Rome, December 23 - Premier Enrico Letta said Monday that Italian politics underwent a "generational turning point" when his left-right coalition government was sworn in in April. "In one stroke Italy recovered 30 years," said Letta, whose cabinet broke new ground by being relatively young and featuring a relatively high proportion of women, including Italy's first black cabinet member, Integration Minister Cecile Kyenge. "This year and next will be remembered as an unprecedented generational turning point in the history of the Italian republic," the premier added in his end-of-year press conference.
The grip the old guard of politics held on power has been blamed for a lack of dynamism in Italy's public life.
Letta, a 47-year-old member of the centre-left Democratic Party (PD), replaced the 70-year-old Mario Monti as premier.
Monti's emergency technocrat administration, in turn, took over from the third government of 77-year-old media magnate Silvio Berlusconi, the dominant figure in Italian politics for two decades.
But Letta's arrival at the helm of government is not the only sign things may be changing.
Florence Mayor Matteo Renzi, a 38-year-old who has been waging a campaign for Italy's political old guard to be sent to the scrap heap, recently took over as leader of the PD.
The PD's main government coalition partner, the small New Centre Right, is headed by 43-year-old Deputy Premier and Interior Minister Angelino Alfano, who last month broke ranks with his former mentor Berlusconi. Renzi's PD executive is composed of seven women and five men, with an average age in the mid-30s.
Letta said that the generation of Italian politics' 40-somethings has been "put to the test, adding that "it cannot fail, it has no alibis". The premier added Monday he was aware that hardship was widespread after years of economic crisis, with unemployment standing at a record level of 12.5% and over four in 10 Italians under 25 out of work.

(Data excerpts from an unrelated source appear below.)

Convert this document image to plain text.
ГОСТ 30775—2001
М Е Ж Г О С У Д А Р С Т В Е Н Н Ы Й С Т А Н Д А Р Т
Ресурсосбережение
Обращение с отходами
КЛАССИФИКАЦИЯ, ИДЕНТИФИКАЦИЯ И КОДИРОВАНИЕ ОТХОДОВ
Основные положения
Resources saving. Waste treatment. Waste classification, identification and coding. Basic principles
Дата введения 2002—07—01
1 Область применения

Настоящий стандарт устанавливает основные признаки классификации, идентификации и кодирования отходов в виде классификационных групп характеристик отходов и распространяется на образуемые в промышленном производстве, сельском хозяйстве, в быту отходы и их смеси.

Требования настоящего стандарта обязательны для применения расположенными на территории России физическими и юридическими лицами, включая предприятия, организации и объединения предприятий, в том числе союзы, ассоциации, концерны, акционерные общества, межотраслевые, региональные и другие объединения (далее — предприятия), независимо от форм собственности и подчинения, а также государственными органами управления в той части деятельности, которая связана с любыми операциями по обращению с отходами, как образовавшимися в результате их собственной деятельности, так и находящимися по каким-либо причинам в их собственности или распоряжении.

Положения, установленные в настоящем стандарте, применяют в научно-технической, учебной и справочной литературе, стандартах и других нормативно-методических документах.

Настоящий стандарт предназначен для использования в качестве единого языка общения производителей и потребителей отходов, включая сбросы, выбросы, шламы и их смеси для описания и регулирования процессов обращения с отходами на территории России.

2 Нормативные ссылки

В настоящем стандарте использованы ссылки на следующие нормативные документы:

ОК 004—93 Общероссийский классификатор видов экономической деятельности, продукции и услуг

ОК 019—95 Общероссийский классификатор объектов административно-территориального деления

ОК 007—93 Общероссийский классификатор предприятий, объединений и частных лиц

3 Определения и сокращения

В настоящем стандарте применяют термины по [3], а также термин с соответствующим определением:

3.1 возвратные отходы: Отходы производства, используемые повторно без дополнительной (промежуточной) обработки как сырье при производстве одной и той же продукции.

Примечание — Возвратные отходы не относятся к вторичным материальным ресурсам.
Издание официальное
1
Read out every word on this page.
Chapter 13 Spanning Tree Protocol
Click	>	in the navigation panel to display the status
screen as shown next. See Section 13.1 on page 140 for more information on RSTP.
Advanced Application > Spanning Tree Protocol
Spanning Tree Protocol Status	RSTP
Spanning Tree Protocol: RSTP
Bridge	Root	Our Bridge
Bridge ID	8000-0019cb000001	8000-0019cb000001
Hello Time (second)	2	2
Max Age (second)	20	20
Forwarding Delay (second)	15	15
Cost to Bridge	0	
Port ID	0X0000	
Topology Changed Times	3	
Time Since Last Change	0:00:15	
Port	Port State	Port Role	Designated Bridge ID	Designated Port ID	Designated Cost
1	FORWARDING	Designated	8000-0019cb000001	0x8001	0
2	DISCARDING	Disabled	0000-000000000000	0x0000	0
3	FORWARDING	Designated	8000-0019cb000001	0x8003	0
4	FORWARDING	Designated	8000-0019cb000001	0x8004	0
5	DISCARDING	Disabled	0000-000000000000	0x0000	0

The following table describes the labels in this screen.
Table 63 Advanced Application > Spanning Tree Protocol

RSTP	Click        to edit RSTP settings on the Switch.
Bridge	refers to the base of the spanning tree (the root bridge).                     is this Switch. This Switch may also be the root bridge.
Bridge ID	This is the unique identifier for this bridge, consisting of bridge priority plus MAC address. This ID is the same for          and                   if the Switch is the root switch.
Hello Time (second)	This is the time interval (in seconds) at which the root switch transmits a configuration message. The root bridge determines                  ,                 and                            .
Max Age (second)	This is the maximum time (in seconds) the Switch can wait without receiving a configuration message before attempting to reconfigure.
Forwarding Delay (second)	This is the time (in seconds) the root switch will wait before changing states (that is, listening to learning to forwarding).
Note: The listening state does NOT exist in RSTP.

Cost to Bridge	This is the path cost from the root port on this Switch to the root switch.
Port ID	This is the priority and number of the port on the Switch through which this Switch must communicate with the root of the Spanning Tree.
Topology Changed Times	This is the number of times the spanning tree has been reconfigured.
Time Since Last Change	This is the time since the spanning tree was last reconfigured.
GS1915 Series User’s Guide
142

But he also said he was confident 2014 would be a watershed year in which Italy returns to a full year of economic growth after its longest post-war recession. "The many Doubting Thomases will be proved wrong," Letta said. "I'm convinced the outlook for 2014 is positive". He added that nothing will be off limits when the government talks to the parties supporting the executive on ways to combat unemployment in January in view of the signing of a policy pact to ensure the executive does not get bogged down with bickering between the different groups.
"All that helps new jobs will be welcome," Letta said when asked if there could be changes to legislation on workers rights, "as long as it's good employment, not without rights".
Renzi has suggested making it easier for firms to fire employees, a move many experts say would actually encourage them to hire people. In compensation Renzi has suggested making unemployment benefits available for longer and to more people. "We have to take this opportunity to break the vicious circle of youth unemployment," said Letta. Monti's administration tried to introduce reforms to make Italy's labour market more dynamic, but it watered these down following opposition from Italy's largest trade union, the leftwing CGIL, and from then PD chief Pier Luigi Bersani.
Letta said the government will also discuss changing Italy's migration laws, which make being an undocumented migrant a criminal offence, with the parties. He said he wants the law that means people born in Italy to migrants are not automatically Italian citizens changed as part of the policy pact too.
Letta also spoke to the old guard on Monday and appealed to Berlusconi not to turn "nihilist" after he pulled the support of his centre-right Forza Italia (FI) party from the executive.
FI moved to the opposition last month, days before votes from Letta's centre-left Democratic Party (PD) helped see Berlusconi ejected from the Senate following a definitive tax-fraud conviction against the three-time premier. Since then Berlusconi and FI bigwigs have been extremely critical of the government they supported for seven months. This does not bode well for the chances of getting FI's support for institutional reforms that the government wants to push through to cut the cost of Italy's political machinery and make the country easier to govern.
"Berlusconi should not take a nihilist, populist road," Letta said at the premier's traditional end-of-year news conference. "It would be a mistake for the country and for him. The political story that he has behind him cannot end with a populist, nihilist bent". Reforming the Senate so it does not have equal lawmaking status with the House, making lawmaking less complicated, is one of the priorities for the government in 2014, Letta said.
He also pledged that Italy will have a new election law, after the one used in the last three elections was declared illegitimate by the Constitutional Court, before the European Parliament elections at the end of May.